Setelah diadakan penelitian dan wawancara kepada beberapa pihak, di sini dapat diketahui bahwa mengenai siapa sebenarnya Kyai Candrabumi tersebut sampai saat ini belum ada penjelasan secara pasti. Tentang tokoh Kyai Candrabumi tersebut di kalangan masyarakat setempat masih terjadi kesimpang-siuran pendapat. Ada sebagian pihak yang mengatakan bahwa Kyai Candrabumi tersebut semula adalah pengikut Pangeran Diponegoro. Pada saat Pangeran Diponegoro tertangkap Belanda di Magelang, dia melarikan diri ke pedalaman wilayah Magelang, hingga akhirnya tiba di suatu tempat yang tersembunyi (nggupit). Di tempat tersebut dia menyepi hingga mencapai muksa. Sebagian lain berpendapat bahwa Kyai Candrabumi adalah seorang putra raja Yogyakarta yang bernama Gusti Amat. Oleh karena suatu sebab, beliau lolos dari istana, lalu mengembara ke wilayah pedalaman hingga sampai di suatu tempat yang tersembunyi (nggupit), kemudian beliau menyepi di tempat tersebut hingga mencapai muksa.

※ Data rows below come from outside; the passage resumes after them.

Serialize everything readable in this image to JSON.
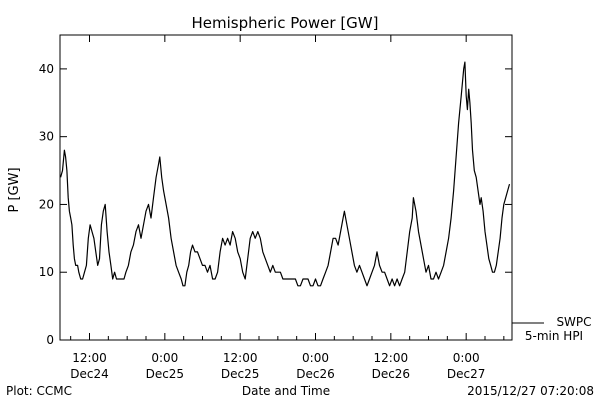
{
  "chart_data": {
    "type": "line",
    "title": "Hemispheric Power [GW]",
    "ylabel": "P [GW]",
    "xlabel": "Date and Time",
    "ylim": [
      0,
      45
    ],
    "y_ticks": [
      0,
      10,
      20,
      30,
      40
    ],
    "x_ticks": [
      {
        "time": "12:00",
        "date": "Dec24",
        "hours": 12
      },
      {
        "time": "0:00",
        "date": "Dec25",
        "hours": 24
      },
      {
        "time": "12:00",
        "date": "Dec25",
        "hours": 36
      },
      {
        "time": "0:00",
        "date": "Dec26",
        "hours": 48
      },
      {
        "time": "12:00",
        "date": "Dec26",
        "hours": 60
      },
      {
        "time": "0:00",
        "date": "Dec27",
        "hours": 72
      }
    ],
    "xlim_hours": [
      7.3,
      79.3
    ],
    "legend": {
      "placement": "bottom-right",
      "source": "SWPC",
      "series": "5-min HPI"
    },
    "series": [
      {
        "name": "SWPC 5-min HPI",
        "points": [
          [
            7.4,
            24
          ],
          [
            7.7,
            25
          ],
          [
            8.0,
            28
          ],
          [
            8.2,
            27
          ],
          [
            8.4,
            25
          ],
          [
            8.6,
            21
          ],
          [
            8.8,
            19
          ],
          [
            9.0,
            18
          ],
          [
            9.2,
            17
          ],
          [
            9.4,
            14
          ],
          [
            9.6,
            12
          ],
          [
            9.8,
            11
          ],
          [
            10.1,
            11
          ],
          [
            10.3,
            10
          ],
          [
            10.6,
            9
          ],
          [
            10.9,
            9
          ],
          [
            11.2,
            10
          ],
          [
            11.5,
            11
          ],
          [
            11.8,
            15
          ],
          [
            12.1,
            17
          ],
          [
            12.4,
            16
          ],
          [
            12.7,
            15
          ],
          [
            13.0,
            13
          ],
          [
            13.3,
            11
          ],
          [
            13.6,
            12
          ],
          [
            13.9,
            17
          ],
          [
            14.2,
            19
          ],
          [
            14.5,
            20
          ],
          [
            14.8,
            16
          ],
          [
            15.1,
            13
          ],
          [
            15.4,
            11
          ],
          [
            15.7,
            9
          ],
          [
            16.0,
            10
          ],
          [
            16.3,
            9
          ],
          [
            16.6,
            9
          ],
          [
            16.9,
            9
          ],
          [
            17.2,
            9
          ],
          [
            17.5,
            9
          ],
          [
            17.8,
            10
          ],
          [
            18.2,
            11
          ],
          [
            18.6,
            13
          ],
          [
            19.0,
            14
          ],
          [
            19.4,
            16
          ],
          [
            19.8,
            17
          ],
          [
            20.2,
            15
          ],
          [
            20.6,
            17
          ],
          [
            21.0,
            19
          ],
          [
            21.4,
            20
          ],
          [
            21.8,
            18
          ],
          [
            22.2,
            21
          ],
          [
            22.6,
            24
          ],
          [
            23.0,
            26
          ],
          [
            23.2,
            27
          ],
          [
            23.5,
            24
          ],
          [
            23.8,
            22
          ],
          [
            24.2,
            20
          ],
          [
            24.6,
            18
          ],
          [
            25.0,
            15
          ],
          [
            25.4,
            13
          ],
          [
            25.8,
            11
          ],
          [
            26.2,
            10
          ],
          [
            26.6,
            9
          ],
          [
            26.9,
            8
          ],
          [
            27.2,
            8
          ],
          [
            27.5,
            10
          ],
          [
            27.8,
            11
          ],
          [
            28.1,
            13
          ],
          [
            28.4,
            14
          ],
          [
            28.8,
            13
          ],
          [
            29.2,
            13
          ],
          [
            29.6,
            12
          ],
          [
            30.0,
            11
          ],
          [
            30.4,
            11
          ],
          [
            30.8,
            10
          ],
          [
            31.2,
            11
          ],
          [
            31.6,
            9
          ],
          [
            32.0,
            9
          ],
          [
            32.4,
            10
          ],
          [
            32.8,
            13
          ],
          [
            33.2,
            15
          ],
          [
            33.6,
            14
          ],
          [
            34.0,
            15
          ],
          [
            34.4,
            14
          ],
          [
            34.8,
            16
          ],
          [
            35.2,
            15
          ],
          [
            35.6,
            13
          ],
          [
            36.0,
            12
          ],
          [
            36.4,
            10
          ],
          [
            36.8,
            9
          ],
          [
            37.2,
            12
          ],
          [
            37.6,
            15
          ],
          [
            38.0,
            16
          ],
          [
            38.4,
            15
          ],
          [
            38.8,
            16
          ],
          [
            39.2,
            15
          ],
          [
            39.6,
            13
          ],
          [
            40.0,
            12
          ],
          [
            40.4,
            11
          ],
          [
            40.8,
            10
          ],
          [
            41.2,
            11
          ],
          [
            41.6,
            10
          ],
          [
            42.0,
            10
          ],
          [
            42.4,
            10
          ],
          [
            42.8,
            9
          ],
          [
            43.2,
            9
          ],
          [
            43.6,
            9
          ],
          [
            44.0,
            9
          ],
          [
            44.4,
            9
          ],
          [
            44.8,
            9
          ],
          [
            45.2,
            8
          ],
          [
            45.6,
            8
          ],
          [
            46.0,
            9
          ],
          [
            46.4,
            9
          ],
          [
            46.8,
            9
          ],
          [
            47.2,
            8
          ],
          [
            47.6,
            8
          ],
          [
            48.0,
            9
          ],
          [
            48.4,
            8
          ],
          [
            48.8,
            8
          ],
          [
            49.2,
            9
          ],
          [
            49.6,
            10
          ],
          [
            50.0,
            11
          ],
          [
            50.4,
            13
          ],
          [
            50.8,
            15
          ],
          [
            51.2,
            15
          ],
          [
            51.6,
            14
          ],
          [
            52.0,
            16
          ],
          [
            52.4,
            18
          ],
          [
            52.6,
            19
          ],
          [
            53.0,
            17
          ],
          [
            53.4,
            15
          ],
          [
            53.8,
            13
          ],
          [
            54.2,
            11
          ],
          [
            54.6,
            10
          ],
          [
            55.0,
            11
          ],
          [
            55.4,
            10
          ],
          [
            55.8,
            9
          ],
          [
            56.2,
            8
          ],
          [
            56.6,
            9
          ],
          [
            57.0,
            10
          ],
          [
            57.4,
            11
          ],
          [
            57.8,
            13
          ],
          [
            58.2,
            11
          ],
          [
            58.6,
            10
          ],
          [
            59.0,
            10
          ],
          [
            59.4,
            9
          ],
          [
            59.8,
            8
          ],
          [
            60.2,
            9
          ],
          [
            60.6,
            8
          ],
          [
            61.0,
            9
          ],
          [
            61.4,
            8
          ],
          [
            61.8,
            9
          ],
          [
            62.2,
            10
          ],
          [
            62.6,
            13
          ],
          [
            63.0,
            16
          ],
          [
            63.4,
            18
          ],
          [
            63.6,
            21
          ],
          [
            64.0,
            19
          ],
          [
            64.4,
            16
          ],
          [
            64.8,
            14
          ],
          [
            65.2,
            12
          ],
          [
            65.6,
            10
          ],
          [
            66.0,
            11
          ],
          [
            66.4,
            9
          ],
          [
            66.8,
            9
          ],
          [
            67.2,
            10
          ],
          [
            67.6,
            9
          ],
          [
            68.0,
            10
          ],
          [
            68.4,
            11
          ],
          [
            68.8,
            13
          ],
          [
            69.2,
            15
          ],
          [
            69.6,
            18
          ],
          [
            70.0,
            22
          ],
          [
            70.4,
            27
          ],
          [
            70.8,
            32
          ],
          [
            71.2,
            36
          ],
          [
            71.6,
            40
          ],
          [
            71.8,
            41
          ],
          [
            72.0,
            36
          ],
          [
            72.2,
            34
          ],
          [
            72.4,
            37
          ],
          [
            72.6,
            35
          ],
          [
            72.8,
            32
          ],
          [
            73.0,
            28
          ],
          [
            73.3,
            25
          ],
          [
            73.6,
            24
          ],
          [
            73.9,
            22
          ],
          [
            74.2,
            20
          ],
          [
            74.4,
            21
          ],
          [
            74.7,
            19
          ],
          [
            75.0,
            16
          ],
          [
            75.3,
            14
          ],
          [
            75.6,
            12
          ],
          [
            75.9,
            11
          ],
          [
            76.2,
            10
          ],
          [
            76.5,
            10
          ],
          [
            76.8,
            11
          ],
          [
            77.1,
            13
          ],
          [
            77.4,
            15
          ],
          [
            77.7,
            18
          ],
          [
            78.0,
            20
          ],
          [
            78.3,
            21
          ],
          [
            78.6,
            22
          ],
          [
            78.9,
            23
          ]
        ]
      }
    ]
  },
  "footer": {
    "plot_credit": "Plot: CCMC",
    "timestamp": "2015/12/27 07:20:08"
  },
  "colors": {
    "line": "#000000",
    "background": "#ffffff"
  }
}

Mengenai hal itu, setelah dikonfirmasikan ke pihak Kraton Yogyakarta, didapatkan informasi bahwa untuk nama Kyai Candrabumi, di Kraton Yogyakarta tidak dikenal. Namun, untuk nama Gusti Amat, menurut penjelasan dari pihak Tepas Darah Dalem Kraton Yogyakarta, nama tersebut adalah sebutan lain dari Gusti Pangeran Harya Suryaningalogo, yang merupakan satu-satunya putra Sri Sultan HB V yang lahir dari permaisuri. Akan tetapi, beliau lahir setelah ayahandanya wafat sehingga tidak bisa diangkat menjadi HB VI karena sudah terlanjur mengangat adik HB V yang bernama Gusti Raden Mas Mustojo sebagai HB VI. Gusti Pangeran Harya Suryaningalogo juga tidak diangkat menjadi HB VII karena HB VI mempunyai putra yang lahir dari permaisuri sehingga yang diangkat menjadi HB VII adalah putra HB VI sendiri. Sumber: http://www.bksnt-jogja.com/bpsnt2008/artikel_detail.php?id=73
Read Full Post | Make a Comment ( None so far )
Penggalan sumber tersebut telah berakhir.